After two weeks without a game, including four cancelled games, the Bowling Green baseball team steps back on dirt this weekend.
Opening the season with a win, the Falcons followed it up with two losses to finish their opening series.
“Opening series, first time in three months, I was very pleased with the effort and the way that we played,” said head coach Danny Schmitz. “Obviously you’d like to win series but to win the first game 7-6, I thought we had a great approach with the bats.”
“Our bats were alive, a tremendous difference from last year. I felt like our hitting started out on a role,” said pitcher
Andrew Lacinak.
Now, BG looks to keep its bats rolling against Eastern Kentucky in a 3-game series. However, the weather forced another change as the series will take place in Emerson, Georgia at the LakePoint facility instead of EKU’s home facility.
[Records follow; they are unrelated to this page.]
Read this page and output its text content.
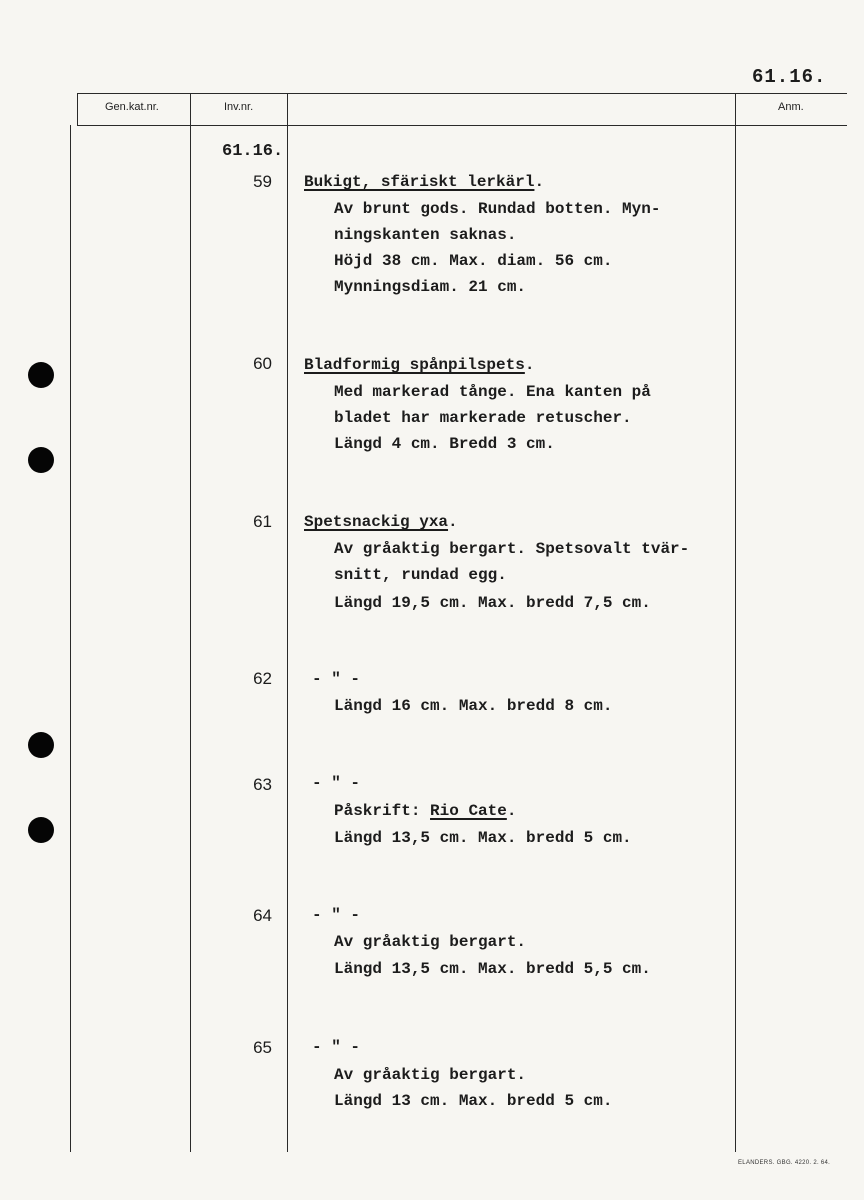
61.16.
Gen.kat.nr.	Inv.nr.	Anm.
61.16.
59 Bukigt, sfäriskt lerkärl.
Av brunt gods. Rundad botten. Myn-
ningskanten saknas.
Höjd 38 cm. Max. diam. 56 cm.
Mynningsdiam. 21 cm.
60 Bladformig spånpilspets.
Med markerad tånge. Ena kanten på
bladet har markerade retuscher.
Längd 4 cm. Bredd 3 cm.
61 Spetsnackig yxa.
Av gråaktig bergart. Spetsovalt tvär-
snitt, rundad egg.
Längd 19,5 cm. Max. bredd 7,5 cm.
62	- " -
Längd 16 cm. Max. bredd 8 cm.
63	- " -
Påskrift: Rio Cate.
Längd 13,5 cm. Max. bredd 5 cm.
64	- " -
Av gråaktig bergart.
Längd 13,5 cm. Max. bredd 5,5 cm.
65	- " -
Av gråaktig bergart.
Längd 13 cm. Max. bredd 5 cm.
ELANDERS. GBG. 4220. 2. 64.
The Colonels hold an advantage over the Falcons in that they’ve been able to stay on the field consistently in the early part of the season.
In the past week EKU has played five games while BG hasn’t taken
the field.
“It’s like opening weekend all over again,” Schmitz said. “It’s always difficult being a northern team because we don’t have the luxury of getting outside, but the more reps we can get outside, that’s when the development stage starts taking place.”
EKU [3-4] finished its seventh game of the season on Wednesday, while notching all of its three wins at the LakePoint facility a week ago.
This lack of game-action has not tempered the Falcons’ intensity.
“We played hard [in the first series]. We have a young team, but we were pretty scrappy,” said senior second baseman Brandon Howard. “Having energy [and] playing hard is going to be very key for us. All of those first-game jitters are out of the way. We have a lot of freshmen, so for them to get out there and play well the first weekend was good.”
However, the Falcons aren’t content with just maintaining the high energy they displayed in the first series. Instead, they have continuously simulated real-game scenarios with caged games, Lacinak said.
“That’s the best thing for our hitters to do, just to see live pitching and for our pitchers to see live hitting,” he said.
BG is hoping that this simulation of real-game scenarios will translate into actual live action.
However, despite the encouraging signs from the first three games, the team understands that the work they’ve begun to put in is just the beginning.
“’Do we have to get better?’ No doubt about,” Schmitz said. “We have a lot to work on. We need improvement in
all phases.”
The road to improvement begins Friday, Feb. 27 at 11 a.m. in a doubleheader against EKU.
“I know the guys are excited about getting back out on the field again, and I certainly am,”
Schmitz said.
We just need to stay within in ourselves and work on situational baseball, he said.
“I know it’s hard after being off last weekend, but carrying the energy, keeping our bats alive from the first weekend and keeping up the momentum will be key,” Lacinak said.